Но весть о протоиерее Иоанне, проповеднике и чудотворце, разнеслась по всей России. «Тысячи людей ежедневно приезжали в Кронштадт, желая видеть о. Иоанна и получать от него ту или иную помощь. Еще большее число писем и телеграмм получал он: кронштадтская почта для его переписки должна была открыть особое отделение. Вместе с письмами и телеграммами текли к о. Иоанну и огромные суммы денег на благотворительность. О размерах их можно судить только приблизительно, ибо, получая деньги, о. Иоанн тотчас же их раздавал... На эти деньги о. Иоанн ежедневно кормил тысячу нищих, устроил в Кронштадте... „Дом Трудолюбия” со школой, церковью, мастерскими и приютом... а в Санкт-Петербурге построил женский монастырь на Карповке, в котором и был по кончине своей погребен» («Житие св. Иоанна Кронштадтского»).
Отец Иоанн постоянно бывал в Петербурге — его просили совершать молебны в учреждениях, в частных домах, навестить больных. Его окружали толпы почитателей: люди стремились получить благословение, даже просто прикоснуться к нему в надежде, что это принесет желанную помощь. Газета «Неделя» в 1885 году писала о его приездах в Петербург: «В центральной части города раз или два в день образуются огромные скопища... Из какого-нибудь дома или собора показывается священник, известный отец Иоанн. Он окружен толпою и еле движется... Его буквально рвут на части, и огромных усилий ему стоит сесть на извозчика, за которым бежит толпа без шапок...» В 1908 году отец Иоанн умер и был погребен в усыпальнице Иоанновского монастыря в Петербурге. Этот монастырь на набережной реки Карповки стал местом паломничества. По ряду свидетельств, у его гробницы происходили чудесные исцеления. Как и Ксения Петербургская, Иоанн Кронштадтский стал заступником и опорой верующих людей в самые трудные годы жизни города.

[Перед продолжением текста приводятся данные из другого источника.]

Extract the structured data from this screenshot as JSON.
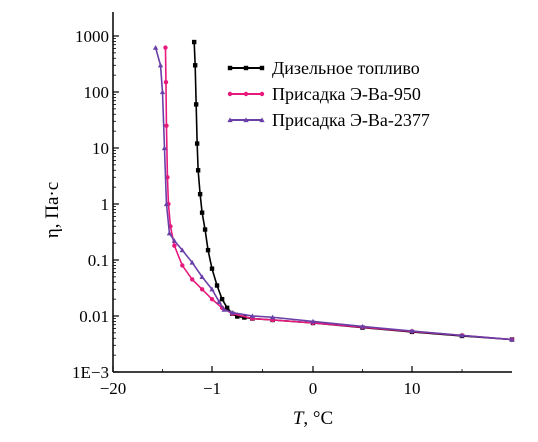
{
  "chart_data": {
    "type": "line",
    "xlabel_var": "T",
    "xlabel_unit": ", °C",
    "ylabel": "η, Па·с",
    "y_scale": "log",
    "ylim": [
      0.001,
      1000
    ],
    "x_ticks": [
      {
        "label": "−20",
        "pos": 0
      },
      {
        "label": "−1",
        "pos": 1
      },
      {
        "label": "0",
        "pos": 2
      },
      {
        "label": "10",
        "pos": 3
      }
    ],
    "y_ticks": [
      {
        "label": "1000",
        "value": 1000
      },
      {
        "label": "100",
        "value": 100
      },
      {
        "label": "10",
        "value": 10
      },
      {
        "label": "1",
        "value": 1
      },
      {
        "label": "0.1",
        "value": 0.1
      },
      {
        "label": "0.01",
        "value": 0.01
      },
      {
        "label": "1E−3",
        "value": 0.001
      }
    ],
    "legend_position": "top-right",
    "series": [
      {
        "name": "Дизельное топливо",
        "color": "#000000",
        "marker": "square",
        "points": [
          [
            0.82,
            780
          ],
          [
            0.83,
            300
          ],
          [
            0.84,
            60
          ],
          [
            0.85,
            12
          ],
          [
            0.86,
            4
          ],
          [
            0.88,
            1.5
          ],
          [
            0.9,
            0.7
          ],
          [
            0.93,
            0.35
          ],
          [
            0.96,
            0.15
          ],
          [
            1.0,
            0.07
          ],
          [
            1.05,
            0.035
          ],
          [
            1.1,
            0.02
          ],
          [
            1.15,
            0.014
          ],
          [
            1.2,
            0.011
          ],
          [
            1.25,
            0.0098
          ],
          [
            1.32,
            0.0094
          ],
          [
            1.4,
            0.009
          ],
          [
            1.6,
            0.0085
          ],
          [
            2.0,
            0.0075
          ],
          [
            2.5,
            0.0062
          ],
          [
            3.0,
            0.0052
          ],
          [
            3.5,
            0.0044
          ],
          [
            4.0,
            0.0038
          ]
        ]
      },
      {
        "name": "Присадка Э-Ва-950",
        "color": "#e8197c",
        "marker": "circle",
        "points": [
          [
            0.53,
            620
          ],
          [
            0.535,
            150
          ],
          [
            0.54,
            25
          ],
          [
            0.55,
            3
          ],
          [
            0.56,
            1
          ],
          [
            0.58,
            0.4
          ],
          [
            0.62,
            0.18
          ],
          [
            0.7,
            0.08
          ],
          [
            0.8,
            0.045
          ],
          [
            0.9,
            0.03
          ],
          [
            1.0,
            0.02
          ],
          [
            1.1,
            0.014
          ],
          [
            1.2,
            0.011
          ],
          [
            1.4,
            0.009
          ],
          [
            1.6,
            0.0085
          ],
          [
            2.0,
            0.0075
          ],
          [
            2.5,
            0.0063
          ],
          [
            3.0,
            0.0053
          ],
          [
            3.5,
            0.0045
          ],
          [
            4.0,
            0.0038
          ]
        ]
      },
      {
        "name": "Присадка Э-Ва-2377",
        "color": "#6a3fa8",
        "marker": "triangle",
        "points": [
          [
            0.43,
            620
          ],
          [
            0.48,
            300
          ],
          [
            0.5,
            100
          ],
          [
            0.52,
            10
          ],
          [
            0.54,
            1
          ],
          [
            0.57,
            0.3
          ],
          [
            0.62,
            0.22
          ],
          [
            0.7,
            0.15
          ],
          [
            0.8,
            0.09
          ],
          [
            0.9,
            0.05
          ],
          [
            1.0,
            0.03
          ],
          [
            1.07,
            0.018
          ],
          [
            1.12,
            0.013
          ],
          [
            1.2,
            0.0115
          ],
          [
            1.4,
            0.01
          ],
          [
            1.6,
            0.0095
          ],
          [
            2.0,
            0.008
          ],
          [
            2.5,
            0.0065
          ],
          [
            3.0,
            0.0054
          ],
          [
            3.5,
            0.0045
          ],
          [
            4.0,
            0.0038
          ]
        ]
      }
    ]
  }
}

В числе почитателей Иоанна Кронштадтского были люди разной сословной принадлежности, но не интеллигенция. В чем же дело? А все в том же: он поп, более того — олицетворение всего поповского. Суть даже не в том, что деньги, стекавшиеся к нему, он тратил на милостыню, строительство монастырей и храмов, как делали лет за триста до него — но «не в наше просвещенное время». Главное — его проповеди и дневник, составившие книгу «Моя жизнь во Христе». Например, такая запись: «Церковь — собрание видящих все в истинном свете. Все люди в мире не возрождены, подвержены слепоте сердечной, но сословие мнимо-ученых и писателей чиновного мира, студенческого, женского подвержены в большинстве самой гибельной слепоте от гордого самомнения, и тем хуже, что они не сознают своей беды и увидят ее лишь тогда, когда будут умирать и когда вся жизнь покажется им как на ладони» (Иоанн Кронштадтский. «Живой колос с духовной нивы»).
Иоанн Кронштадтский хотел с церковного амвона вразумить Россию, остановить набирающий силу разбег к пропасти. Писать и говорить то, что говорил он, в предреволюционную эпоху было смело — и обречено на провал. «Передовым людям» все это казалось отсталым, убогим... А слушали его «темные массы», которые не умели ни красноречиво убеждать, ни возражать, а после революции и разрухи большей частью разбрелись по своим деревням. Среди них был и мой дед, кронштадтский рабочий. Я помню его в разоренной деревне послевоенных лет, всегда что-то мастерящего и усердно молящегося. Кроткий свет его терпения и молитвы — отсвет трудов отца Иоанна.
Монастырь на Карповке, где погребен Иоанн Кронштадтский, в советское время был заброшен, то ли склад там был, то ли артель... Даже среди других разоренных храмов и монастырей он выглядел особенно опустелым, бессмысленно огромным. Теперь он снова стал монастырем. И записи Иоанна Кронштадтского мы, зная последующее, читаем теперь иначе, чем читали столетие назад, в его времени: «Господи, спаси народ русский, Церковь православную в России — погибают: всюду разврат, всюду неверие; богохульство, безначалие. Господи, спаси Самодержца и умудри Его! Господи, все в Твоих руках, Ты — Вседержитель!»
Закат Петербурга
«Пройдет время, и мы уйдем навеки, нас забудут, забудут наши лица, голоса, и сколько нас было, но страдания наши перейдут в радость для тех, кто будет жить после нас... Музыка играет так весело, так радостно, и кажется, еще немного, и мы узнаем, зачем живем, зачем страдаем... Если бы знать, если бы знать!..» (А. П. Чехов. «Три сестры»).